Voilà quinze jours qu’ils avaient quitté Lugard et avançaient en direction du sud-ouest, guidés seulement par l’insistance de Siuan à affirmer qu’elle savait exactement où ils allaient. Non pas qu’elle avait précisé cette destination, naturellement ; Siuan et Leane étaient du genre à garder la bouche close aussi hermétiquement que les mâchoires d’un piège à ours qui s’est déclenché. Min n’était même pas sûre que Leane était au courant. Quinze jours au cours desquels villes et villages étaient devenus plus rares et plus éloignés les uns des autres, jusqu’à ce que finalement il n’y en ait plus du tout. Jour après jour, les épaules de Logain s’étaient voûtées un peu davantage et jour après jour l’aura apparaissait plus souvent. Au début, il avait seulement commencé à marmonner qu’ils poursuivaient un mirage, mais Siuan avait reconquis sans opposition son rôle dominant à mesure qu’il se repliait sur lui-même. Au cours des six derniers jours, il n’avait pas paru avoir l’énergie de se soucier de l’endroit où ils se rendaient ou si jamais ils y arriveraient.

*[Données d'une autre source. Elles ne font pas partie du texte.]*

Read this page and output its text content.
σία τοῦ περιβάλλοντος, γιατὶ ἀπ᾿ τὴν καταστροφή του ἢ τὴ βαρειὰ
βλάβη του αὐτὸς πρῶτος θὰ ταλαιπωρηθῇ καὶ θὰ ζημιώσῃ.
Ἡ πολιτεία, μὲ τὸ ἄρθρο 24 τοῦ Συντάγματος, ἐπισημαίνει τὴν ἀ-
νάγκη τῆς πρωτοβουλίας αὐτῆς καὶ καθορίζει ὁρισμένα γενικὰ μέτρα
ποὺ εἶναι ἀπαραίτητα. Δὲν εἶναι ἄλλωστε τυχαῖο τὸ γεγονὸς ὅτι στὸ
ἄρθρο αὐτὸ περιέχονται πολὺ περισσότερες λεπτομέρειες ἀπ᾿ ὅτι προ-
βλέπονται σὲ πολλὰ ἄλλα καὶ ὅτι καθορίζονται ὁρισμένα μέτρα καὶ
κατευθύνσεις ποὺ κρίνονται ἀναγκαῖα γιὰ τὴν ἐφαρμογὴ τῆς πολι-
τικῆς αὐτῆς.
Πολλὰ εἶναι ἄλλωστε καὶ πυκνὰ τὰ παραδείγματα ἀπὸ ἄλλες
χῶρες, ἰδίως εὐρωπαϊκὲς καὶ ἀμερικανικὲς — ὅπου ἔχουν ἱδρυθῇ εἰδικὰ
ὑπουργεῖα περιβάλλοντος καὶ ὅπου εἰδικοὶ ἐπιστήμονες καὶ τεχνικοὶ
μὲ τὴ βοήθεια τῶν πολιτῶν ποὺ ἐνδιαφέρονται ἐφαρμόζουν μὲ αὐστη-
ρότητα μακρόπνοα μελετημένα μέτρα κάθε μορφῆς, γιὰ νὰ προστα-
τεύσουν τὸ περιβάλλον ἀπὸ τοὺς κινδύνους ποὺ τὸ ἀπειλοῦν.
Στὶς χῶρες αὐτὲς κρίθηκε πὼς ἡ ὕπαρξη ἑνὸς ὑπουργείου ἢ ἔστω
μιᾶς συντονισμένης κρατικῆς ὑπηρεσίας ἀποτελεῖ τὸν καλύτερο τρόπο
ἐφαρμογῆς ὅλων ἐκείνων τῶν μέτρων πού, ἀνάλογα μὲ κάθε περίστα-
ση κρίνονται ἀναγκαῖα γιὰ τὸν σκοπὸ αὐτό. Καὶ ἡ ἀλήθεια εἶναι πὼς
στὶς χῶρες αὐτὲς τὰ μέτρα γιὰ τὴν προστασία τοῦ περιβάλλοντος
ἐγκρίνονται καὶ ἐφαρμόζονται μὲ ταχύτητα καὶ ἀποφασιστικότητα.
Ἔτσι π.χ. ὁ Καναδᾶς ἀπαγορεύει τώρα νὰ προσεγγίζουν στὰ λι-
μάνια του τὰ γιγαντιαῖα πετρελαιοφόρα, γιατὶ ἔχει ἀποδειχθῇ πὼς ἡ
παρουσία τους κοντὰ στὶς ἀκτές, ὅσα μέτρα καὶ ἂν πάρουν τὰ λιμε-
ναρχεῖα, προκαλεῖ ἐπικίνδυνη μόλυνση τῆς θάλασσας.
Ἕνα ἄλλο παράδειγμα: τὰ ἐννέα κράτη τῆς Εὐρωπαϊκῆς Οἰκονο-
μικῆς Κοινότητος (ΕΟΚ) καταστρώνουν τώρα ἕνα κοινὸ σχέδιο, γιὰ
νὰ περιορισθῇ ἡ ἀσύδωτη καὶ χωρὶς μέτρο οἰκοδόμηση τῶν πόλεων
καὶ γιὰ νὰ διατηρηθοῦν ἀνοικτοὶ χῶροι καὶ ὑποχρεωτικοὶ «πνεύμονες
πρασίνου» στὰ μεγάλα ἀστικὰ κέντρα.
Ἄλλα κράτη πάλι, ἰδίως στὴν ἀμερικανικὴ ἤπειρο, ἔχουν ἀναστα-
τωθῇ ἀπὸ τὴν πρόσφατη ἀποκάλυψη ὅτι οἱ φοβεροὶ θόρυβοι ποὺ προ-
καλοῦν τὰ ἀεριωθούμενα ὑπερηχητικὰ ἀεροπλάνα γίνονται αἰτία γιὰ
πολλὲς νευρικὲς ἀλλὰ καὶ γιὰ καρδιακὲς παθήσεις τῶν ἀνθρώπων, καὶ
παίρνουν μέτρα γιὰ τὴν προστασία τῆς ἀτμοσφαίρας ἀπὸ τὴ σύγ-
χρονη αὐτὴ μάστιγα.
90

Pour le moment, Siuan et Leane parlaient à mi-voix en avant. Tout ce que Min pouvait entendre était un murmure à peine audible qui aurait aussi bien été le vent dans les feuilles. Et si elle cherchait à se rapprocher, elles lui diraient de surveiller Logain, ou simplement la dévisageraient jusqu’à ce que seule une idiote complètement aveugle fourrerait son nez là où il ne fallait pas. Elles avaient fait assez souvent l’un et l’autre. Toutefois, de temps en temps, Leane se retournait sur sa selle pour regarder Logain.